The Digital Michael is a digital UE4 avatar that is rendered in real time, into which an additional GAN-generated face is then integrated, which is controlled by the UE4 face. Digital Frances is a fully virtual assistant that answers questions and is also rendered in real time in UE4. This includes her simulated digital hair and spontaneous, non-written responses.
Pinscreen uses its own technology based on the paGAN software to power the UE4 characters and avatars. Their AI technology is independent of NVIDIA's new Maxine software (below), but uses NVIDIA's GPU card technology.
New AI breakthroughs were shown as part of NVIDIA Maxine. This is a suite of new software designed to improve video conferencing.

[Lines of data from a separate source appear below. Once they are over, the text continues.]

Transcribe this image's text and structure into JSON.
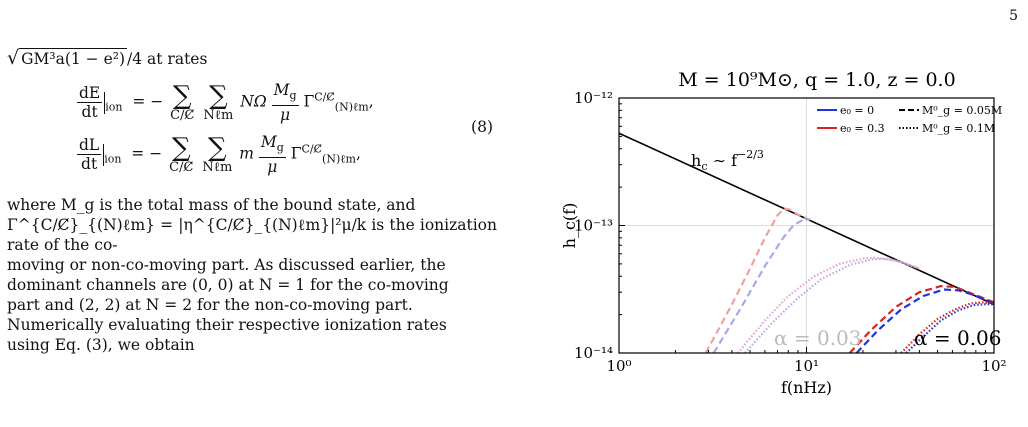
{
  "page_number": "5",
  "intro_formula": "GM³a(1 − e²)",
  "intro_suffix": "/4 at rates",
  "equation": {
    "row1_lhs_num": "dE",
    "row1_lhs_den": "dt",
    "row2_lhs_num": "dL",
    "row2_lhs_den": "dt",
    "ion_sub": "ion",
    "sum_sub1": "C/C̸",
    "sum_sub2": "Nℓm",
    "row1_factor": "NΩ",
    "row2_factor": "m",
    "frac_num": "M",
    "frac_num_sub": "g",
    "frac_den": "μ",
    "gamma": "Γ",
    "gamma_sup": "C/C̸",
    "gamma_sub": "(N)ℓm",
    "number": "(8)"
  },
  "paragraph": {
    "line1": "where M_g is the total mass of the bound state, and",
    "line2": "Γ^{C/C̸}_{(N)ℓm} = |η^{C/C̸}_{(N)ℓm}|²μ/k is the ionization rate of the co-",
    "line3": "moving or non-co-moving part. As discussed earlier, the",
    "line4": "dominant channels are (0, 0) at N = 1 for the co-moving",
    "line5": "part and (2, 2) at N = 2 for the non-co-moving part.",
    "line6": "Numerically evaluating their respective ionization rates",
    "line7": "using Eq. (3), we obtain"
  },
  "chart_data": {
    "type": "line",
    "title": "M = 10⁹M⊙, q = 1.0, z = 0.0",
    "xlabel": "f(nHz)",
    "ylabel": "h_c(f)",
    "xscale": "log",
    "yscale": "log",
    "xlim": [
      1,
      100
    ],
    "ylim": [
      1e-14,
      1e-12
    ],
    "x_ticks": [
      "10⁰",
      "10¹",
      "10²"
    ],
    "y_ticks": [
      "10⁻¹⁴",
      "10⁻¹³",
      "10⁻¹²"
    ],
    "grid": true,
    "legend_position": "top-right",
    "legend": [
      {
        "label": "e₀ = 0",
        "color": "#2233dd",
        "style": "solid"
      },
      {
        "label": "e₀ = 0.3",
        "color": "#dd2222",
        "style": "solid"
      },
      {
        "label": "M⁰_g = 0.05M",
        "color": "#000000",
        "style": "dashed"
      },
      {
        "label": "M⁰_g = 0.1M",
        "color": "#000000",
        "style": "dotted"
      }
    ],
    "annotations": [
      {
        "text": "h_c ∼ f^{−2/3}",
        "display": "h",
        "sub": "c",
        "mid": " ∼ f",
        "sup": "−2/3"
      },
      {
        "text": "α = 0.03",
        "color": "#bbbbbb"
      },
      {
        "text": "α = 0.06",
        "color": "#000000"
      }
    ],
    "series": [
      {
        "name": "",
        "style": "solid",
        "color": "#000000",
        "points": [
          [
            1,
            5.3e-13
          ],
          [
            100,
            2.4e-14
          ]
        ]
      },
      {
        "name": "",
        "style": "dashed",
        "color": "#f0a0a0",
        "alpha_group": "0.03",
        "points": [
          [
            2.9,
            1e-14
          ],
          [
            4,
            2.4e-14
          ],
          [
            5,
            4.6e-14
          ],
          [
            6,
            8e-14
          ],
          [
            7,
            1.2e-13
          ],
          [
            7.6,
            1.36e-13
          ],
          [
            8.2,
            1.33e-13
          ],
          [
            9,
            1.22e-13
          ],
          [
            10,
            1.14e-13
          ]
        ]
      },
      {
        "name": "",
        "style": "dashed",
        "color": "#a8a8ee",
        "alpha_group": "0.03",
        "points": [
          [
            3.2,
            1e-14
          ],
          [
            4.5,
            2.3e-14
          ],
          [
            6,
            4.8e-14
          ],
          [
            7.5,
            8e-14
          ],
          [
            8.5,
            1e-13
          ],
          [
            9.5,
            1.1e-13
          ],
          [
            10.5,
            1.12e-13
          ]
        ]
      },
      {
        "name": "",
        "style": "dotted",
        "color": "#e8a0c8",
        "alpha_group": "0.03",
        "points": [
          [
            4.3,
            1e-14
          ],
          [
            6,
            1.8e-14
          ],
          [
            8,
            2.8e-14
          ],
          [
            11,
            4e-14
          ],
          [
            15,
            5e-14
          ],
          [
            20,
            5.5e-14
          ],
          [
            23,
            5.6e-14
          ],
          [
            30,
            5.3e-14
          ],
          [
            40,
            4.6e-14
          ]
        ]
      },
      {
        "name": "",
        "style": "dotted",
        "color": "#c0a8e8",
        "alpha_group": "0.03",
        "points": [
          [
            4.7,
            1e-14
          ],
          [
            6.5,
            1.7e-14
          ],
          [
            9,
            2.7e-14
          ],
          [
            12,
            3.8e-14
          ],
          [
            17,
            4.9e-14
          ],
          [
            22,
            5.4e-14
          ],
          [
            26,
            5.5e-14
          ],
          [
            32,
            5.2e-14
          ],
          [
            40,
            4.6e-14
          ]
        ]
      },
      {
        "name": "",
        "style": "dashed",
        "color": "#dd2222",
        "alpha_group": "0.06",
        "points": [
          [
            17,
            1e-14
          ],
          [
            22,
            1.5e-14
          ],
          [
            30,
            2.3e-14
          ],
          [
            40,
            3e-14
          ],
          [
            52,
            3.35e-14
          ],
          [
            62,
            3.3e-14
          ],
          [
            75,
            2.95e-14
          ],
          [
            90,
            2.65e-14
          ],
          [
            100,
            2.5e-14
          ]
        ]
      },
      {
        "name": "",
        "style": "dashed",
        "color": "#2233dd",
        "alpha_group": "0.06",
        "points": [
          [
            18.5,
            1e-14
          ],
          [
            24,
            1.5e-14
          ],
          [
            32,
            2.2e-14
          ],
          [
            42,
            2.8e-14
          ],
          [
            54,
            3.15e-14
          ],
          [
            65,
            3.1e-14
          ],
          [
            78,
            2.85e-14
          ],
          [
            100,
            2.45e-14
          ]
        ]
      },
      {
        "name": "",
        "style": "dotted",
        "color": "#dd2222",
        "alpha_group": "0.06",
        "points": [
          [
            32,
            1e-14
          ],
          [
            40,
            1.4e-14
          ],
          [
            50,
            1.85e-14
          ],
          [
            62,
            2.2e-14
          ],
          [
            75,
            2.45e-14
          ],
          [
            88,
            2.5e-14
          ],
          [
            100,
            2.45e-14
          ]
        ]
      },
      {
        "name": "",
        "style": "dotted",
        "color": "#2233dd",
        "alpha_group": "0.06",
        "points": [
          [
            34,
            1e-14
          ],
          [
            42,
            1.35e-14
          ],
          [
            52,
            1.8e-14
          ],
          [
            64,
            2.15e-14
          ],
          [
            78,
            2.38e-14
          ],
          [
            92,
            2.42e-14
          ],
          [
            100,
            2.4e-14
          ]
        ]
      }
    ]
  }
}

There are a number of new AI SDKs and innovations around video conferencing. For example, a cloud-native video streaming AI SDK that drastically reduces bandwidth usage while also allowing faces to be re-animated, gaze corrected and characters to be animated for immersive and engaging meetings.

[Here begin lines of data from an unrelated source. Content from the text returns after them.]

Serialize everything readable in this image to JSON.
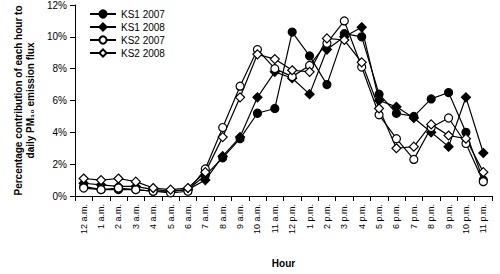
{
  "chart_data": {
    "type": "line",
    "xlabel": "Hour",
    "ylabel": "Percentage contribution of each hour to\ndaily PM₁₀ emission flux",
    "categories": [
      "12 a.m.",
      "1 a.m.",
      "2 a.m.",
      "3 a.m.",
      "4 a.m.",
      "5 a.m.",
      "6 a.m.",
      "7 a.m.",
      "8 a.m.",
      "9 a.m.",
      "10 a.m.",
      "11 a.m.",
      "12 p.m.",
      "1 p.m.",
      "2 p.m.",
      "3 p.m.",
      "4 p.m.",
      "5 p.m.",
      "6 p.m.",
      "7 p.m.",
      "8 p.m.",
      "9 p.m.",
      "10 p.m.",
      "11 p.m."
    ],
    "series": [
      {
        "name": "KS1 2007",
        "color": "#000000",
        "marker": "circle",
        "values": [
          0.6,
          0.4,
          0.4,
          0.4,
          0.3,
          0.3,
          0.4,
          1.3,
          2.4,
          3.6,
          5.2,
          5.5,
          10.3,
          8.8,
          7.0,
          10.2,
          10.0,
          6.4,
          5.2,
          5.0,
          6.1,
          6.5,
          4.0,
          1.0
        ]
      },
      {
        "name": "KS1 2008",
        "color": "#000000",
        "marker": "diamond",
        "values": [
          0.8,
          0.7,
          0.6,
          0.6,
          0.4,
          0.3,
          0.4,
          1.0,
          2.5,
          3.7,
          6.2,
          7.8,
          7.4,
          6.4,
          9.2,
          10.0,
          10.6,
          6.0,
          5.6,
          4.9,
          4.0,
          3.1,
          6.2,
          2.7
        ]
      },
      {
        "name": "KS2 2007",
        "color": "#000000",
        "marker": "open_circle",
        "values": [
          0.5,
          0.4,
          0.5,
          0.4,
          0.3,
          0.2,
          0.3,
          1.7,
          4.3,
          6.9,
          9.2,
          8.0,
          7.5,
          8.2,
          9.6,
          11.0,
          8.1,
          5.1,
          3.6,
          2.3,
          4.3,
          4.9,
          3.3,
          0.9
        ]
      },
      {
        "name": "KS2 2008",
        "color": "#000000",
        "marker": "open_diamond",
        "values": [
          1.1,
          1.0,
          1.1,
          0.9,
          0.5,
          0.4,
          0.5,
          1.5,
          3.7,
          6.2,
          8.9,
          8.6,
          7.9,
          7.8,
          9.9,
          9.8,
          8.4,
          5.5,
          3.0,
          3.1,
          4.5,
          3.8,
          3.6,
          1.5
        ]
      }
    ],
    "ylim": [
      0,
      12
    ],
    "yticks": [
      {
        "value": 0,
        "label": "0%"
      },
      {
        "value": 2,
        "label": "2%"
      },
      {
        "value": 4,
        "label": "4%"
      },
      {
        "value": 6,
        "label": "6%"
      },
      {
        "value": 8,
        "label": "8%"
      },
      {
        "value": 10,
        "label": "10%"
      },
      {
        "value": 12,
        "label": "12%"
      }
    ],
    "grid": false,
    "legend": "upper left"
  }
}
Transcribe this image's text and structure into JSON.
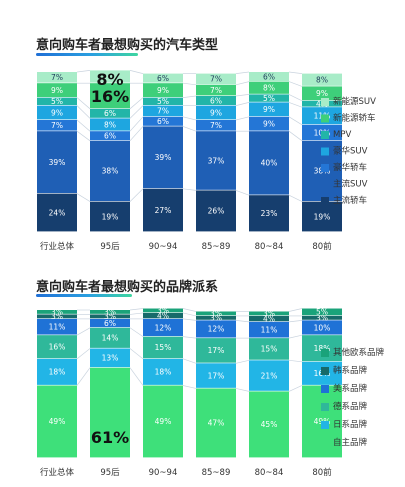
{
  "chart_data": [
    {
      "type": "bar",
      "stacked": true,
      "title": "意向购车者最想购买的汽车类型",
      "categories": [
        "行业总体",
        "95后",
        "90~94",
        "85~89",
        "80~84",
        "80前"
      ],
      "series": [
        {
          "name": "主流轿车",
          "color": "#163e6e",
          "values": [
            24,
            19,
            27,
            26,
            23,
            19
          ]
        },
        {
          "name": "主流SUV",
          "color": "#1f5fb5",
          "values": [
            39,
            38,
            39,
            37,
            40,
            38
          ]
        },
        {
          "name": "豪华轿车",
          "color": "#2476d6",
          "values": [
            7,
            6,
            6,
            7,
            9,
            10
          ]
        },
        {
          "name": "豪华SUV",
          "color": "#1ea6e0",
          "values": [
            9,
            8,
            7,
            9,
            9,
            11
          ]
        },
        {
          "name": "MPV",
          "color": "#22b5a8",
          "values": [
            5,
            6,
            5,
            6,
            5,
            4
          ]
        },
        {
          "name": "新能源轿车",
          "color": "#3ecf7a",
          "values": [
            9,
            16,
            9,
            7,
            8,
            9
          ]
        },
        {
          "name": "新能源SUV",
          "color": "#a8ecc8",
          "values": [
            7,
            8,
            6,
            7,
            6,
            8
          ]
        }
      ],
      "highlights": [
        {
          "category": "95后",
          "series": "新能源SUV",
          "label": "8%"
        },
        {
          "category": "95后",
          "series": "新能源轿车",
          "label": "16%"
        }
      ]
    },
    {
      "type": "bar",
      "stacked": true,
      "title": "意向购车者最想购买的品牌派系",
      "categories": [
        "行业总体",
        "95后",
        "90~94",
        "85~89",
        "80~84",
        "80前"
      ],
      "series": [
        {
          "name": "自主品牌",
          "color": "#3ee07a",
          "values": [
            49,
            61,
            49,
            47,
            45,
            49
          ]
        },
        {
          "name": "日系品牌",
          "color": "#22b5e6",
          "values": [
            18,
            13,
            18,
            17,
            21,
            16
          ]
        },
        {
          "name": "德系品牌",
          "color": "#2fb89a",
          "values": [
            16,
            14,
            15,
            17,
            15,
            18
          ]
        },
        {
          "name": "美系品牌",
          "color": "#1f72d6",
          "values": [
            11,
            6,
            12,
            12,
            11,
            10
          ]
        },
        {
          "name": "韩系品牌",
          "color": "#176a6a",
          "values": [
            3,
            3,
            4,
            3,
            4,
            3
          ]
        },
        {
          "name": "其他欧系品牌",
          "color": "#1aa37a",
          "values": [
            3,
            3,
            3,
            3,
            3,
            5
          ]
        }
      ],
      "highlights": [
        {
          "category": "95后",
          "series": "自主品牌",
          "label": "61%"
        }
      ]
    }
  ]
}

Facial resuscitation: gaze correction
One of the biggest problems with videoconferencing is that you are looking at the screen, not the camera, so no one is making eye contact. In an attempt to reduce bandwidth by only streaming neural network and audio from the speaker, NVIDIA can simulate much higher quality video conferencing and also solve the eye line problem. It does this by inferring where to look and using neural rendering to recreate your face instead of just streaming video. This uses AI video compression to reduce bandwidth by up to 90% to just one tenth of H.264.
With new AI investigations, NVIDIA can identify key points of each person on a video call and then use those points with a still image to infer the face of someone on the other side of the call using GANs. These important points can be used for face alignment, which involves rotating faces so that people face each other during a call, as well as eye correction to simulate eye contact even when a person's camera is not aimed at their screen. NIVIDA hopes that developers will also add features that will allow callers to choose their own avatars, realistically animated by their voice and emotional tone in real time.
This work by NVIDIA is part of the larger Maxine program.
NVIDIA Maxine is a fully accelerated platform for developers to create and deploy AI-powered capabilities in video conferencing services using state-of-the-art models that run in the cloud. Maxine includes the latest innovations from NVIDIA research such as real-time automatic translation, face alignment, gaze correction and face lighting, as well as features like super resolution, noise reduction, subtitles and virtual assistants. These functions are fully accelerated on NVIDIA GPUs to run in real-time video streaming applications in the cloud. Because Maxine-based applications run in the cloud, every user can enjoy the same functionality on any device, including computers, tablets and phones. Because NVIDIA Maxine is cloud-native, applications can easily be deployed as microservices that can scale to hundreds of thousands of streams in a Kubernetes environment.
Maxine-based applications can use NVIDIA Jarvis, a fully accelerated AI framework for conversations with state-of-the-art models optimized for real-time performance. With Jarvis, developers can integrate virtual assistants to take notes, set action items, and answer questions with human-like voices. Additional conversation AI services like translations, subtitles and transcriptions are possible.